Just curious to what you guys think?  I should have placed something beside the track for scale.


----------



## rex upshaw (Feb 25, 2008)

jake or gobbler.


----------



## Randy (Feb 25, 2008)

Hard to tell gobbler from Jake but it is not hen.


----------



## Huntinfool (Feb 25, 2008)

Well....I was gonna say hen so...

I think the black dot behind the track is just a black dot and not part of the track.  Scale would definitely help.  But it looks like a hen to me.


----------



## Wetzel (Feb 25, 2008)

I'll also say hen.


----------



## Cane_Creek (Feb 25, 2008)

The black dot is part of the track.. I noticed it when I was taking the picture and looked closely at it.


----------



## Huntinfool (Feb 25, 2008)

ok, then I guess I'd go jake.  It's off to the side pretty far, that's why it looked like just part of the ground to me.  Scale would help.  But I'd go jake if that actually is part of the track.
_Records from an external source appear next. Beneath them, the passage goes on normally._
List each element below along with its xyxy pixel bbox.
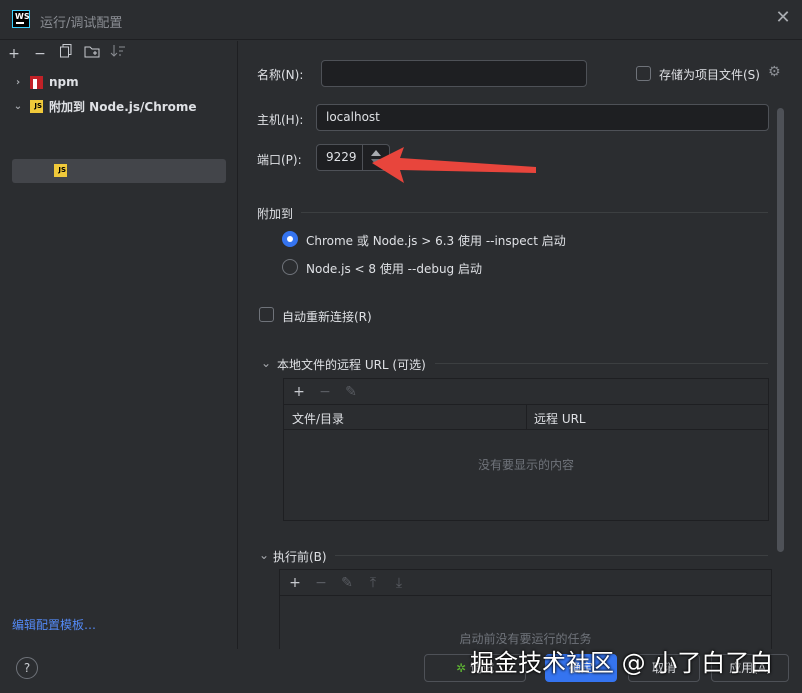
remove-icon[interactable]: − (312, 575, 330, 591)
remove-icon[interactable]: − (316, 384, 334, 400)
store-as-project-label: 存储为项目文件(S) (659, 68, 760, 82)
form-scrollbar[interactable] (777, 108, 784, 552)
remote-url-toolbar: + − ✎ (284, 379, 768, 405)
chevron-down-icon[interactable]: ⌄ (261, 356, 271, 370)
help-button[interactable]: ? (16, 657, 38, 679)
remove-config-icon[interactable]: − (30, 44, 50, 64)
auto-reconnect-checkbox[interactable] (259, 307, 274, 322)
divider (435, 363, 768, 364)
config-form: 名称(N): 存储为项目文件(S) ⚙ 主机(H): localhost 端口(… (239, 41, 802, 649)
remote-url-table: + − ✎ 文件/目录 远程 URL 没有要显示的内容 (283, 378, 769, 521)
chevron-right-icon[interactable]: › (12, 77, 24, 88)
tree-item-selected-config[interactable]: JS (12, 159, 226, 183)
tree-item-npm[interactable]: › npm (12, 71, 79, 93)
edit-icon[interactable]: ✎ (338, 575, 356, 591)
tree-item-label: npm (49, 75, 79, 89)
js-icon: JS (54, 164, 67, 177)
attach-to-label: 附加到 (257, 207, 294, 221)
edit-templates-link[interactable]: 编辑配置模板… (12, 616, 96, 633)
sort-icon[interactable] (108, 44, 128, 64)
before-launch-toolbar: + − ✎ ⤒ ⤓ (280, 570, 771, 596)
config-tree-panel: + − › npm ⌄ JS 附加到 Node.js/Chrome JS 编辑配… (0, 41, 238, 649)
chevron-down-icon[interactable]: ⌄ (259, 548, 269, 562)
move-down-icon[interactable]: ⤓ (390, 575, 408, 591)
port-value: 9229 (326, 150, 357, 164)
edit-icon[interactable]: ✎ (342, 384, 360, 400)
add-icon[interactable]: + (286, 575, 304, 591)
radio-inspect-label: Chrome 或 Node.js > 6.3 使用 --inspect 启动 (306, 234, 566, 248)
title-bar: WS 运行/调试配置 ✕ (0, 0, 802, 40)
name-label: 名称(N): (257, 68, 304, 82)
new-folder-icon[interactable] (82, 44, 102, 64)
divider (335, 555, 768, 556)
tree-toolbar: + − (4, 43, 128, 65)
name-field[interactable] (321, 60, 587, 87)
radio-debug[interactable] (282, 259, 298, 275)
gear-icon[interactable]: ⚙ (768, 64, 781, 80)
tree-item-attach-node-chrome[interactable]: ⌄ JS 附加到 Node.js/Chrome (12, 95, 197, 117)
column-file-dir[interactable]: 文件/目录 (292, 410, 344, 427)
port-label: 端口(P): (257, 153, 302, 167)
webstorm-logo-icon: WS (12, 10, 30, 28)
auto-reconnect-label: 自动重新连接(R) (282, 310, 372, 324)
watermark: 掘金技术社区 @ 小了白了白 (470, 649, 774, 677)
remote-url-section-title[interactable]: 本地文件的远程 URL (可选) (277, 356, 426, 373)
host-field[interactable]: localhost (316, 104, 769, 131)
move-up-icon[interactable]: ⤒ (364, 575, 382, 591)
empty-state-text: 没有要显示的内容 (477, 458, 574, 472)
store-as-project-checkbox[interactable] (636, 66, 651, 81)
chevron-down-icon[interactable]: ⌄ (12, 101, 24, 112)
annotation-arrow-icon (372, 147, 536, 183)
close-icon[interactable]: ✕ (774, 9, 792, 27)
js-icon: JS (30, 99, 43, 113)
npm-icon (30, 75, 43, 89)
radio-inspect[interactable] (282, 231, 298, 247)
radio-debug-label: Node.js < 8 使用 --debug 启动 (306, 262, 482, 276)
add-config-icon[interactable]: + (4, 44, 24, 64)
divider (301, 212, 768, 213)
tree-item-label: 附加到 Node.js/Chrome (49, 99, 197, 114)
window-title: 运行/调试配置 (40, 16, 123, 31)
column-remote-url[interactable]: 远程 URL (534, 410, 586, 427)
add-icon[interactable]: + (290, 384, 308, 400)
column-divider[interactable] (526, 405, 527, 430)
host-label: 主机(H): (257, 113, 304, 127)
before-launch-table: + − ✎ ⤒ ⤓ 启动前没有要运行的任务 (279, 569, 772, 649)
before-launch-section-title[interactable]: 执行前(B) (273, 548, 327, 565)
bug-icon: ✲ (456, 661, 467, 675)
copy-config-icon[interactable] (56, 44, 76, 64)
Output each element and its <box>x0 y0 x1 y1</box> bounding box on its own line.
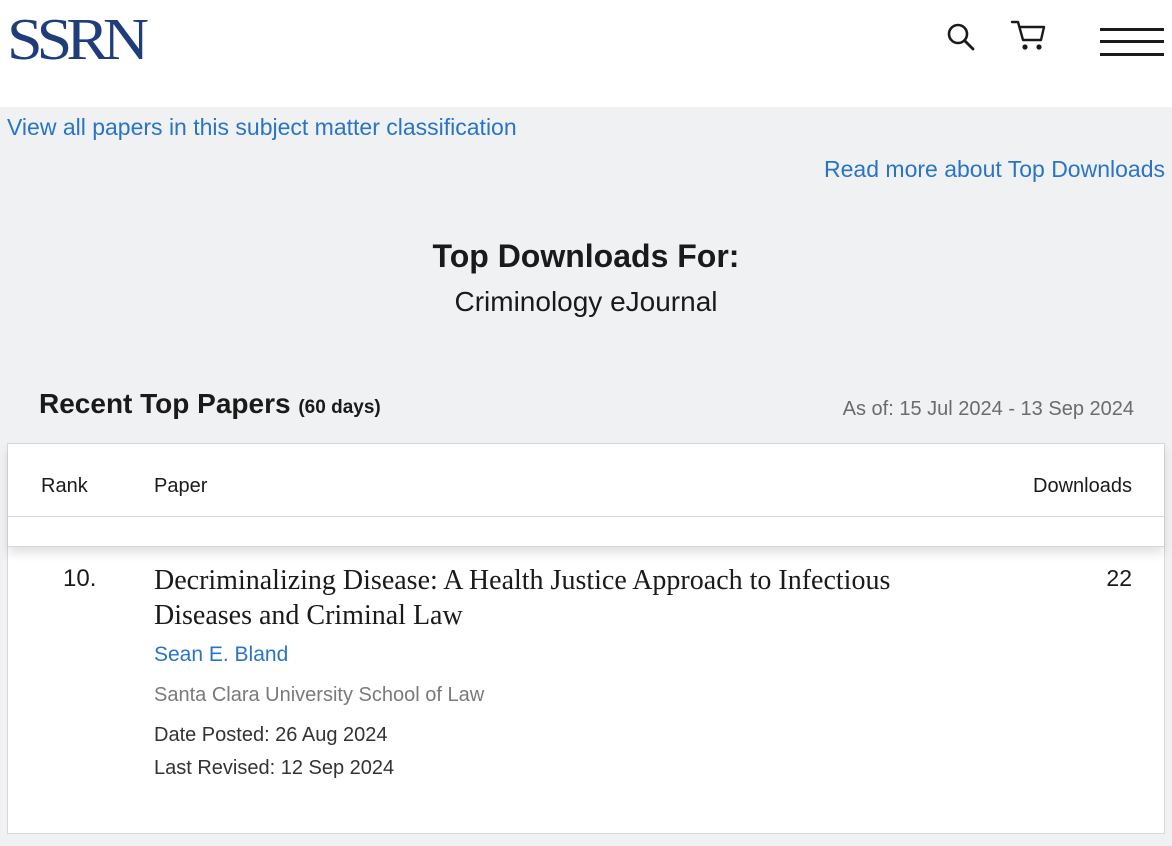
cart-icon[interactable] <box>1010 18 1048 54</box>
page-title-block: Top Downloads For: Criminology eJournal <box>0 236 1172 322</box>
paper-last-revised: Last Revised: 12 Sep 2024 <box>154 757 395 779</box>
as-of-range: 15 Jul 2024 - 13 Sep 2024 <box>899 398 1134 420</box>
journal-name: Criminology eJournal <box>454 286 718 317</box>
header-divider <box>8 516 1164 517</box>
page-title: Top Downloads For: <box>432 238 740 274</box>
column-header-rank: Rank <box>41 475 88 497</box>
as-of-label: As of: <box>842 398 894 420</box>
paper-date-posted: Date Posted: 26 Aug 2024 <box>154 724 388 746</box>
paper-download-count: 22 <box>1106 565 1132 591</box>
view-all-papers-link[interactable]: View all papers in this subject matter c… <box>7 114 517 141</box>
recent-period: (60 days) <box>298 397 381 418</box>
top-papers-table: Rank Paper Downloads 10. Decriminalizing… <box>7 443 1165 834</box>
search-icon[interactable] <box>945 21 977 53</box>
as-of-date-range: As of: 15 Jul 2024 - 13 Sep 2024 <box>843 398 1134 421</box>
recent-heading-text: Recent Top Papers <box>39 388 291 419</box>
column-header-downloads: Downloads <box>1033 475 1132 497</box>
paper-affiliation: Santa Clara University School of Law <box>154 684 485 706</box>
recent-top-papers-heading: Recent Top Papers (60 days) <box>39 388 381 420</box>
site-header: SSRN <box>0 0 1172 107</box>
ssrn-logo[interactable]: SSRN <box>7 10 149 69</box>
hamburger-menu-icon[interactable] <box>1100 26 1164 58</box>
paper-title-link[interactable]: Decriminalizing Disease: A Health Justic… <box>154 563 994 633</box>
paper-rank: 10. <box>63 565 97 592</box>
column-header-paper: Paper <box>154 475 208 497</box>
table-header: Rank Paper Downloads <box>8 444 1164 547</box>
read-more-top-downloads-link[interactable]: Read more about Top Downloads <box>824 156 1165 183</box>
paper-author-link[interactable]: Sean E. Bland <box>154 643 288 667</box>
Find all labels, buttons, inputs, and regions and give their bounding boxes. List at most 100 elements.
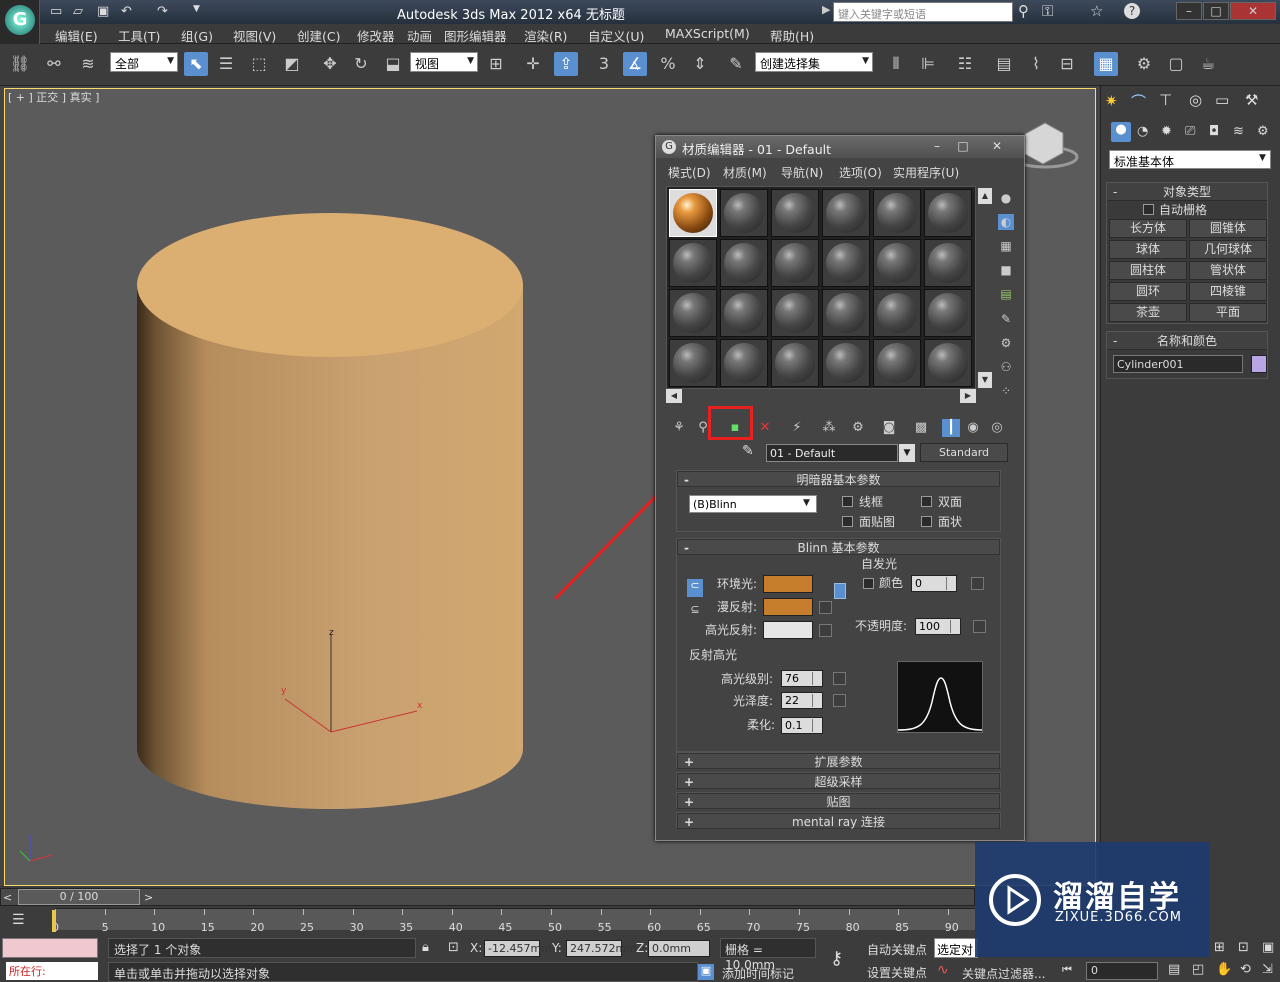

To me, a heavier bird's toes would be more spread out than that in a track.  The weight forces them out more (at least that's how it works in my crazy head).


----------



## Georgiaboy83 (Feb 25, 2008)

Jake


----------



## blong (Feb 25, 2008)

I have measured my middle(birdie) finger against tracks that I saw toms make and what I found is:
From the big knuckle at the base of my finger to the tip of my finger is generally the same lenght as a toms track from his heel(center pad) to the tip of his toenail on his middle toe. Sometimes a jake track is this long but the toes are very skinny compared to a adult tom.  The dot you see at the back off the track is from the claw on the back of the leg.


----------



## hawglips (Feb 25, 2008)

Its a gobbler (or jake).  The long middle toe gives it away.


----------



## Cane_Creek (Feb 25, 2008)

Last season I had three jakes walk by me where I took this pic (yesterday).  Maybe it's one of those guys.


----------



## jcarter (Feb 25, 2008)

hard to say without something to give it scale. it was leaning to the right though.


----------



## Slings and Arrows (Feb 25, 2008)

How long was the stride between tracks?


----------



## Cane_Creek (Feb 25, 2008)

Didn't take note of the stride.  The bird was with another bird, about the same size track.


----------